The principes had been increased in number to 1,200 per legion, and formed 10 maniples of 120 men each. The rorarii and accensi had been disbanded. Leves had been replaced with velites, who had a similar role, with forty of them being attached to each maniple in the legion. Pitched battles were conducted in a similar fashion; the velites would gather at the front and fling javelins to cover the advance of the hastati, who had also been re-armed with swords. If the hastati failed to break the enemy, they would fall back on the principes. If the principes could not break them, they would retire behind the triarii, who would then engage the enemy.

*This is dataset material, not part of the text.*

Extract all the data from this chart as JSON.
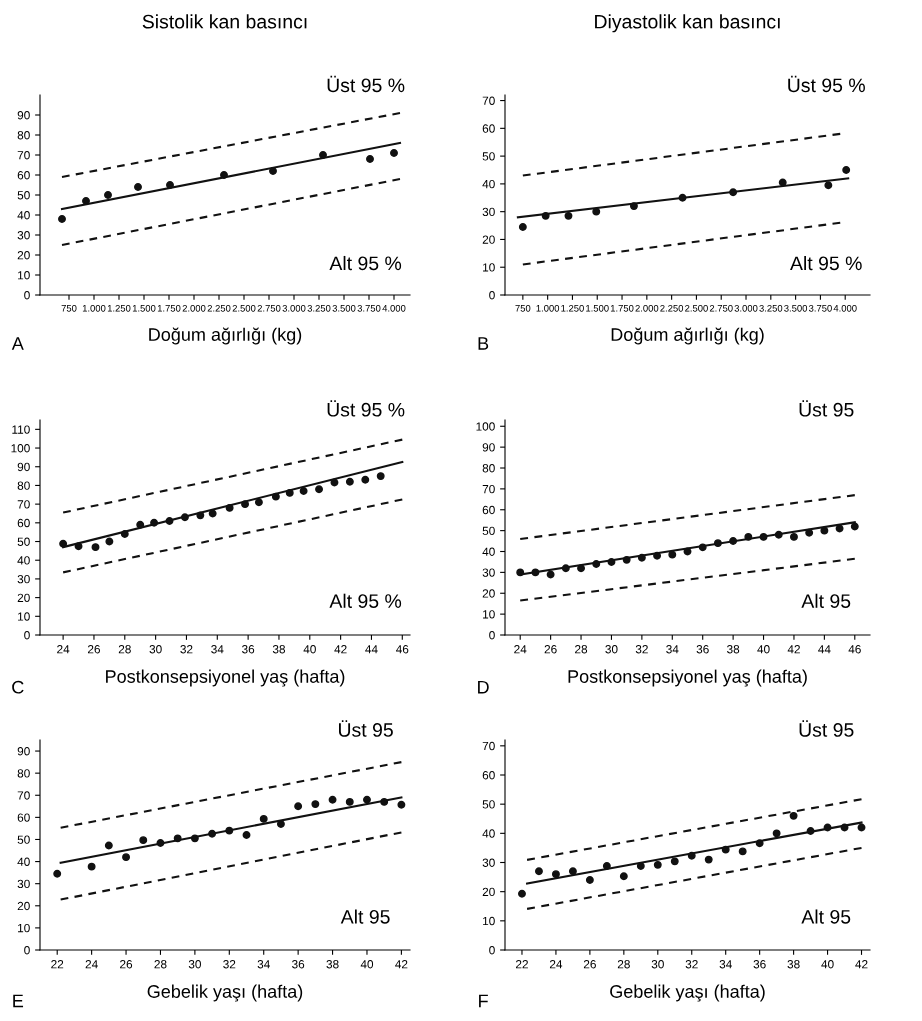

This order of battle was almost always followed, the Battle of the Great Plains and the Battle of Zama being among the few notable exceptions. At the Great Plains, Scipio, the Roman general, formed his men up in the usual manner, but once the hastati had begun to engage the enemy, he used his principes and triarii as a flanking force, routing the opposing Carthaginians. At Zama, Scipio arranged his men into columns, side by side, with large lanes in between. The opposing Carthaginian elephants were drawn into these lanes where many were killed by velites without inflicting many casualties on the Romans. Once the surviving elephants had been routed, he formed his men into a long line with his triarii and principes in the centre and hastati on the flanks, ready to engage the Carthaginian infantry.

===Late republic===
With the putative reforms of Gaius Marius in 107 BC, intended to combat a shortage of manpower from wars against the Numidian king Jugurtha in North Africa and Germanic tribes to the north, the different classes of units were disbanded entirely with legionaries uniformly armed with gladius and two pilum. Auxiliaries, local irregular troops, would fulfill other roles, serving as archers, skirmishers and cavalry.